À partir de l’authentique et spectaculaire démonstration de Elishah Graves Otis, lors de l’Exposition universelle de 1853 au Crystal Palace de New York, véritable coup d’envoi de l’envol, non de la locomotive sacrée, mais de l’ascenseur conquérant, permettant désormais aux villes de s’affranchir de la limite de facto des six étages, Colson Whitehead a minutieusement construit un univers emblématique, un monde en petit qui a tout d’un grand, sous l’égide de la figure tutélaire que constitue le mythique et imaginaire James Fulton, ancien président révéré de la Guilde, auteur des célébrissimes « Ascenseurs théoriques, 1 et 2 », père spirituel de l’Intuitionnisme et rédacteur de mystérieux carnets intimes disparus à sa mort, qui contiendraient le secret de l’ascenseur parfait. Tirant un merveilleux parti aussi bien de sa capacité à imaginer et décrire une industrie (on songera peut-être aussi au Richard Powers de « Gains », paru en 1998) que de son talent pour s’approprier la ville (dont témoignera notamment aussi, quatre ans plus tard, son semi-documentaire, « Le colosse de New York »), il nous offre un roman joueur et sérieux, minutieux et vertigineux, ironique et pénétrant, et nous rappelle avec tranchant que la course au progrès doit sans cesse s’imposer de penser son rapport avec la course à l’argent et avec l’oppression.

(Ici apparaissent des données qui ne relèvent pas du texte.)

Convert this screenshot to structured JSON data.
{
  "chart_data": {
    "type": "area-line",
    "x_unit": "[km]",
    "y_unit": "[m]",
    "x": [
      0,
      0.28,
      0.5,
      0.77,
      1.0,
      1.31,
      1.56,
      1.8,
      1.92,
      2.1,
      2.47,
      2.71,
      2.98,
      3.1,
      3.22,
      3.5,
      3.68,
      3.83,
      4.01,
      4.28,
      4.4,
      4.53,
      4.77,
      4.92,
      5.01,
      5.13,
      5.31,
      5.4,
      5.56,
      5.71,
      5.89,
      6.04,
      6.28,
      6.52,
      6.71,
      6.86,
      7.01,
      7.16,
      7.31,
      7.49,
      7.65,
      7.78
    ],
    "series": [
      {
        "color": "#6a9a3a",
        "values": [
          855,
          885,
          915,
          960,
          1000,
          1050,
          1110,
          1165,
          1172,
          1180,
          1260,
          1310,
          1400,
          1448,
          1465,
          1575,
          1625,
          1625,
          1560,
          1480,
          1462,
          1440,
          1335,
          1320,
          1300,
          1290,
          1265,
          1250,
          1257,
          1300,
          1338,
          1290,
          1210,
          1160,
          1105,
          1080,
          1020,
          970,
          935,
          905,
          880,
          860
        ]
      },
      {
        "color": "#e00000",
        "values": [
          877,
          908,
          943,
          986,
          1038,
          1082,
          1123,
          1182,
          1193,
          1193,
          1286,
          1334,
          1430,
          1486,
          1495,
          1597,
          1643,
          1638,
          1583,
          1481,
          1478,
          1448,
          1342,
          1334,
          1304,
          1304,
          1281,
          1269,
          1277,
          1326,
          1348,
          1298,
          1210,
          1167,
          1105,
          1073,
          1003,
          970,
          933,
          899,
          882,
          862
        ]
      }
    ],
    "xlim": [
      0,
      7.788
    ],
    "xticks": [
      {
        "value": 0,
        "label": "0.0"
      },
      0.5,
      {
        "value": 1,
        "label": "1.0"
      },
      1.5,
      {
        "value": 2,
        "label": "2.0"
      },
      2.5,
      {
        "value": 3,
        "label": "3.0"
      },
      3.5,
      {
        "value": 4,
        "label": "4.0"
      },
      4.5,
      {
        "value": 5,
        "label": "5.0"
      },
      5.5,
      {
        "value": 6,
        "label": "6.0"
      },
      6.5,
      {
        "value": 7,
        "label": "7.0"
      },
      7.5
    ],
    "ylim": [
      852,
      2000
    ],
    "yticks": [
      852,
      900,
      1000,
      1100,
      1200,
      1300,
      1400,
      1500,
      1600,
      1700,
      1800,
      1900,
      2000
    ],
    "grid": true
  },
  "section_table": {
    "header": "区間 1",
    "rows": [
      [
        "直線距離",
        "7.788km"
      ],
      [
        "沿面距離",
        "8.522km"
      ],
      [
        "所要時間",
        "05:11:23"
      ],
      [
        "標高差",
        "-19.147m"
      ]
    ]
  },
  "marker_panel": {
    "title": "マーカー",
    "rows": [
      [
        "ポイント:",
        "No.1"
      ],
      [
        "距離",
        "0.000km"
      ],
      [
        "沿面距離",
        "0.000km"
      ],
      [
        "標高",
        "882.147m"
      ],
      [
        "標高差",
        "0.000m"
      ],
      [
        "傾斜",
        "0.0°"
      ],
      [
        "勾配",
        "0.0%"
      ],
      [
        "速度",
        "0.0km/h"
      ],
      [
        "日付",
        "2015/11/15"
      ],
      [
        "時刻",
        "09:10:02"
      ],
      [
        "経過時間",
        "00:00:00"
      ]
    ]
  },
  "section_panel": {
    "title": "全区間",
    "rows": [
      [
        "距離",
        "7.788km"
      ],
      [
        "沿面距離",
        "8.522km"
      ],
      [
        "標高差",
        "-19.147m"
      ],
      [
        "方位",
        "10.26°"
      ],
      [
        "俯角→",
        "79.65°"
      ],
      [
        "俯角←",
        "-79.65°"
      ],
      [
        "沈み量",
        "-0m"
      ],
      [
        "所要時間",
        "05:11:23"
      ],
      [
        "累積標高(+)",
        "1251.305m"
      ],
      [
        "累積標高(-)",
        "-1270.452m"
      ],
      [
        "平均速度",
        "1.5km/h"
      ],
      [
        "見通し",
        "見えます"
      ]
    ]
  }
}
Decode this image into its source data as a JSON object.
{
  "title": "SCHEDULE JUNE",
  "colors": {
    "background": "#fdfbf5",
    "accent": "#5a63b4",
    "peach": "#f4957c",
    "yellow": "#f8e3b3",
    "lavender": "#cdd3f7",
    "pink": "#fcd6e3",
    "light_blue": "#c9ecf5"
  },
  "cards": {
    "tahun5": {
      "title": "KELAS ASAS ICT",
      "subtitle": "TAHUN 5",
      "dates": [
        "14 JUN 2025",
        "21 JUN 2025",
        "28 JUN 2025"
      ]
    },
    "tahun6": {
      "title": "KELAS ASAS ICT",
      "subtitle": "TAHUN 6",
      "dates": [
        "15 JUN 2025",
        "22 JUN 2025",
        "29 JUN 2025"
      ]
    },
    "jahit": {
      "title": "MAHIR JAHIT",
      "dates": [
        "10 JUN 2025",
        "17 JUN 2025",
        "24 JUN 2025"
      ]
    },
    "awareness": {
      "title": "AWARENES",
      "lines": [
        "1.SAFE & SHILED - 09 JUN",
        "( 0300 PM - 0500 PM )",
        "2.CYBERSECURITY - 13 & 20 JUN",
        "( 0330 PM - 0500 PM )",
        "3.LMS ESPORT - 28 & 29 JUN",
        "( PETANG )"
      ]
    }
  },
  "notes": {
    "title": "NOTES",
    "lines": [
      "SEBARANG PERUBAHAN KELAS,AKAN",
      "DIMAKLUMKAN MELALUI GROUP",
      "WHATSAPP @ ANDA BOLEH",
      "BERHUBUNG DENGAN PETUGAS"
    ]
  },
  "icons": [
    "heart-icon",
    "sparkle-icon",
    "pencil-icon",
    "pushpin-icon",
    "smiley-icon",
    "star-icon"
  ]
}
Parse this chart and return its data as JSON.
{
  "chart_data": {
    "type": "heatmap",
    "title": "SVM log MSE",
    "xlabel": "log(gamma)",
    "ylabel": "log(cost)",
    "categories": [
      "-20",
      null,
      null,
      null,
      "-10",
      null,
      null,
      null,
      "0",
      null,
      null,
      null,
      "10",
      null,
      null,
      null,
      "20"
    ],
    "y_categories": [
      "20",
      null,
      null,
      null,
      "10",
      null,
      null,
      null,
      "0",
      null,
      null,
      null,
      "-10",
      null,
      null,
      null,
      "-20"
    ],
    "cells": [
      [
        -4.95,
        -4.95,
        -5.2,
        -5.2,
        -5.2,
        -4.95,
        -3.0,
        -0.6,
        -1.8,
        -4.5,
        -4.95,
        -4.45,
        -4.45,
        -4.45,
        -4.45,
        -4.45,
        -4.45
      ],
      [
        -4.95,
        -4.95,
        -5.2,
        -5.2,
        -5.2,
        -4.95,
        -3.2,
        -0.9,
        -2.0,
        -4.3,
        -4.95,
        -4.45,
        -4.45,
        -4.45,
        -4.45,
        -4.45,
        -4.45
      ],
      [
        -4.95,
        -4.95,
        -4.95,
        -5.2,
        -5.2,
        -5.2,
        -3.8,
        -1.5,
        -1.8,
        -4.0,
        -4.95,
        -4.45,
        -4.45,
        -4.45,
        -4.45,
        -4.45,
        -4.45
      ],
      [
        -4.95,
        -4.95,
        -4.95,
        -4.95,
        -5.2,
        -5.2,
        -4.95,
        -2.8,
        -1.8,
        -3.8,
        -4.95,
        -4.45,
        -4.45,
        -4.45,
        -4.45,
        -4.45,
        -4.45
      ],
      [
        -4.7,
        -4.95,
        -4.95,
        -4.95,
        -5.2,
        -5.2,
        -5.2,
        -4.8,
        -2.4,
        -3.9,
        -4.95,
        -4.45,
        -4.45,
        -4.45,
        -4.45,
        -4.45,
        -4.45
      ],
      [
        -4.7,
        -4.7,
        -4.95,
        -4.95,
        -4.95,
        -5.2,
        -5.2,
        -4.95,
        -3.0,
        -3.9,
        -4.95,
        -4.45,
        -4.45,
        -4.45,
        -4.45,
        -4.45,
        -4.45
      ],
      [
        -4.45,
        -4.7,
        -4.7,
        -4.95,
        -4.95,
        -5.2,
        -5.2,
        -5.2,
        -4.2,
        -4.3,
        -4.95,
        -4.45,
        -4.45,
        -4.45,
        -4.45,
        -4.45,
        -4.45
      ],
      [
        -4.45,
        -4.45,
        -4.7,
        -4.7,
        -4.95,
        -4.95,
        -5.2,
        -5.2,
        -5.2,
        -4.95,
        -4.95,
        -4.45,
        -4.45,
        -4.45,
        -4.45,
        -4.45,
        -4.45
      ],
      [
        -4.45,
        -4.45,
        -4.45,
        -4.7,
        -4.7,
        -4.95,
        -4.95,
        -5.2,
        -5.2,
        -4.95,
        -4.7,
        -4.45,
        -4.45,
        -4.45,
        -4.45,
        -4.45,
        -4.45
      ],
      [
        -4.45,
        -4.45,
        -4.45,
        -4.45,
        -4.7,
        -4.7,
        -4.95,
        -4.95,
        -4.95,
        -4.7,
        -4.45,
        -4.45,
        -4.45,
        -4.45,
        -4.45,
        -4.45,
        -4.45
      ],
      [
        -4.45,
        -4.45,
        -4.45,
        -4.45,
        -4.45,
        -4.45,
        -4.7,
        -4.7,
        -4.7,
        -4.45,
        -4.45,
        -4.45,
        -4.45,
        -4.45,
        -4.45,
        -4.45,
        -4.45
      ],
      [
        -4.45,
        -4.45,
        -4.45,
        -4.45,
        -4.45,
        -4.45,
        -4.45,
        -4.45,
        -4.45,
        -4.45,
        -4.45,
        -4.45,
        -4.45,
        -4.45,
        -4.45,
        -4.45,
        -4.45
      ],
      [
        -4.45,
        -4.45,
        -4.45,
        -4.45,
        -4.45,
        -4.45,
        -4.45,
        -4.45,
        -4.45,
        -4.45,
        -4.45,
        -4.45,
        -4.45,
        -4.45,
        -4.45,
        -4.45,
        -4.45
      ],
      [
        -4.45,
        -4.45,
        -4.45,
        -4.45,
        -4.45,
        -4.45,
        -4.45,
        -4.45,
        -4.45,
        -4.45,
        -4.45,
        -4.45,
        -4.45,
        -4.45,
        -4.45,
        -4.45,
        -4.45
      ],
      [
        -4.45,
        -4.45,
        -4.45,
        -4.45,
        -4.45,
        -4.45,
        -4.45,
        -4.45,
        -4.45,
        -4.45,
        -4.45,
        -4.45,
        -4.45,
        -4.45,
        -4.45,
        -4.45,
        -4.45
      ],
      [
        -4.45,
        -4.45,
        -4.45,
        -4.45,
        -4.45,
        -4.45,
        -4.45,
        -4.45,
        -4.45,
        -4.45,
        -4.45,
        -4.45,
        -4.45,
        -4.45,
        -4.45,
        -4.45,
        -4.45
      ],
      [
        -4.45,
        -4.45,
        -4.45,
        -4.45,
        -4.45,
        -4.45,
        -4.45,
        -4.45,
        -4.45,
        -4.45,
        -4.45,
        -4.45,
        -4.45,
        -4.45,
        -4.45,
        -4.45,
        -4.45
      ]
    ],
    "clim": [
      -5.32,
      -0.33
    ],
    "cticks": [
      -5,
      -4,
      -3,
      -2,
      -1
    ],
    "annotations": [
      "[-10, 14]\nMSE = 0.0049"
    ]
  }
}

« Fanny Briggs était une esclave qui a appris à lire toute seule. » (…)
Les temps changent. Dans une ville où la population de couleur s’exprime de plus en plus (et ne peut s’empêcher d’organiser des manifestations assommantes pour le compte de journaux à sensation ou de jeter des légumes pourris sur les orateurs de meetings trop policés), il était logique de baptiser le nouveau bâtiment municipal du nom d’une des héroïnes de la communauté noire. Le maire n’est pas un imbécile. On ne devient pas le patron d’une ville aussi grande et aussi démente quand on est un crétin. Le maire sait que, ici, on n’est pas dans une ville du Sud, ni dans une ville de nouveaux riches ni dans une ville d’anciens riches, mais dans la ville la plus célèbre du monde, et que les règles y sont différentes. Le nouvel édifice municipal fut baptisé le Fanny Briggs Memorial Building, et ce choix suscita peu de protestations et encore moins de jets de tomates pourries.